Feral cats are descendants of pet cats whose owners abandoned them. But unlike a friendly house cat, a feral has no use for affection from people. However, it will occasionally enjoy a bowl of kibble left by a well-intentioned human.

To snare a feral, volunteers use the cat’s hunger and perhaps its affinity for tuna to their advantage. The scent of fish is irresistible, luring the cat through a wire enclosure until – SNAP – the door to the cage slams shut, trapping the wily feline inside.

The process is repeated numerous times before a volunteer loads all of the cages into a truck, the trapped cats complaining loudly all the while.

Before the end of the day, the cats will be neutered, vaccinated, treated for any illnesses and then returned to the area where they were captured. The procedure is called Trap-Neuter-Return, and various animal organizations employ the method as a way to control feral cat populations.

“We really rely on our volunteers,” Pultorak said. “People are interested and they want to see an end to the overpopulation of these cats, because they are just treated like vermin.”

A clinic day can be quite hectic, especially when a large number of ferals filter through the facility’s doors. Two months ago, the clinic sterilized 109 feral cats, the most it has treated in a single day.

When neutering that many animals, volunteers and paid technicians frantically work in assembly-line fashion to anesthetize and prepare the cats for the veterinarians, who made quick snips and incisions to remove the animals’ reproductive organs.

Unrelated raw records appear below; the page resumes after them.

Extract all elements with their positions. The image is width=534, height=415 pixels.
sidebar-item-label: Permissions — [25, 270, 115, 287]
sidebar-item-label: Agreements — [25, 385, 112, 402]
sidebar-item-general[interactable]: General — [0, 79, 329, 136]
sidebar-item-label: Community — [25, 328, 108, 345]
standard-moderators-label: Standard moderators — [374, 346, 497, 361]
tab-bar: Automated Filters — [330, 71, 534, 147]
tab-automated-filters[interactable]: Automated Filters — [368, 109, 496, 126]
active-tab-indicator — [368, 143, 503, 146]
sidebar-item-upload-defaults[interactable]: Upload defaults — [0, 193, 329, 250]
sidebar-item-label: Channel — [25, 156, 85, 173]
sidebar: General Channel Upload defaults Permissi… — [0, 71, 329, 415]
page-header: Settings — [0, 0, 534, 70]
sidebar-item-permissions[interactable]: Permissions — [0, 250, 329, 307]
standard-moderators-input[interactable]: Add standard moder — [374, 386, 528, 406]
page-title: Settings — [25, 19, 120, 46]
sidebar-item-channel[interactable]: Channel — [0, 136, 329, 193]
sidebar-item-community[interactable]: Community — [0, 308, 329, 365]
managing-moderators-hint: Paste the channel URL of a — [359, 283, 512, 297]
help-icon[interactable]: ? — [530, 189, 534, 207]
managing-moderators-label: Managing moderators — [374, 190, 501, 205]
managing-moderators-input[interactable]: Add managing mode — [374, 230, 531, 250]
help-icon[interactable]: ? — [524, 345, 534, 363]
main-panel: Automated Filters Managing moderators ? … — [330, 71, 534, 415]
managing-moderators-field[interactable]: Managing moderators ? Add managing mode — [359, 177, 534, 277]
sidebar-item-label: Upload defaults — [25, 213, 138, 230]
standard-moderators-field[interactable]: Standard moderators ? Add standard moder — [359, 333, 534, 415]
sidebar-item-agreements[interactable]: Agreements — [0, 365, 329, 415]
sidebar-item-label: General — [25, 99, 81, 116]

“If you’re going to offer a (low-cost) spay, you have to have a procedure and you have to have a vet who’s able to do it at high speed,” Pultorak said. “We have a vet (Dr. Marina Siegert, a Catnip Acres board member) who can do it in as little as two minutes. She’s that good.”

After the cat recovers from its high-speed sterilization procedure, a volunteer returns it to the wild, where it can live out its life with other feral cats as part of a colony. Eventually, the number of feral cats is supposed to dwindle since they can no longer reproduce.

Catnip Acres sponsors several feral cat colonies around the county by providing cat food and animal care. Volunteers agree to act as caretakers, looking after the colony and providing food and shelter.

Helen Smochek has been a cat colony caretaker for about eight years. She watches over about 20 to 30 cats in Waynesburg’s South Side neighborhood. Smochek said overpopulation was a real problem before she met Pultorak. Tom cats would viciously fight each other and kill newborn kittens. Other cats would become sick with disease.

But, after Smochek used Catnip Acres to neuter most of the animals, the cat population gradually declined and there are now a lot fewer problems.

“They were just everywhere, multiplying and multiplying,” she said. “If not for Carol, there would still be dead cats and sick, straggly cats.”

Pultorak started Catnip Acres in part to manage cat overcrowding at Greene County Fairgrounds. The effort was modest at first, with Pultorak taking a single cat to an animal clinic in Pittsburgh to be spayed.

“That was my goal when I started this, to clean up the fairgrounds. And now (my goal) has kind of moved to Greene County,” she said.

Pultorak’s trips to the vet clinic started becoming more frequent. Then, she progressed to contracting with a mobile unit to come to the area to neuter the animals. But eventually, Pultorak came to the conclusion that Greene County needed its own permanent facility, so she pooled donations and her own savings to build it.

The two-story clinic opened in January.

Catnip Acres also operates a shelter filled with cats that are available for adoption, but most of the animals aren’t trapped in tiny cages. Instead, they are allowed to roam a large enclosure with a patio, porch and a few rooms of a house. Numerous cats perch atop elaborate cat condos, beds and other feline-friendly furniture. Catnip Acres employs two people to clean up after the animals.

“They even have their own DVDs that they watch. Basically, it’s a lot of birds flying around,” said Angela Wilson, a full-time caregiver. “They’re spoiled.”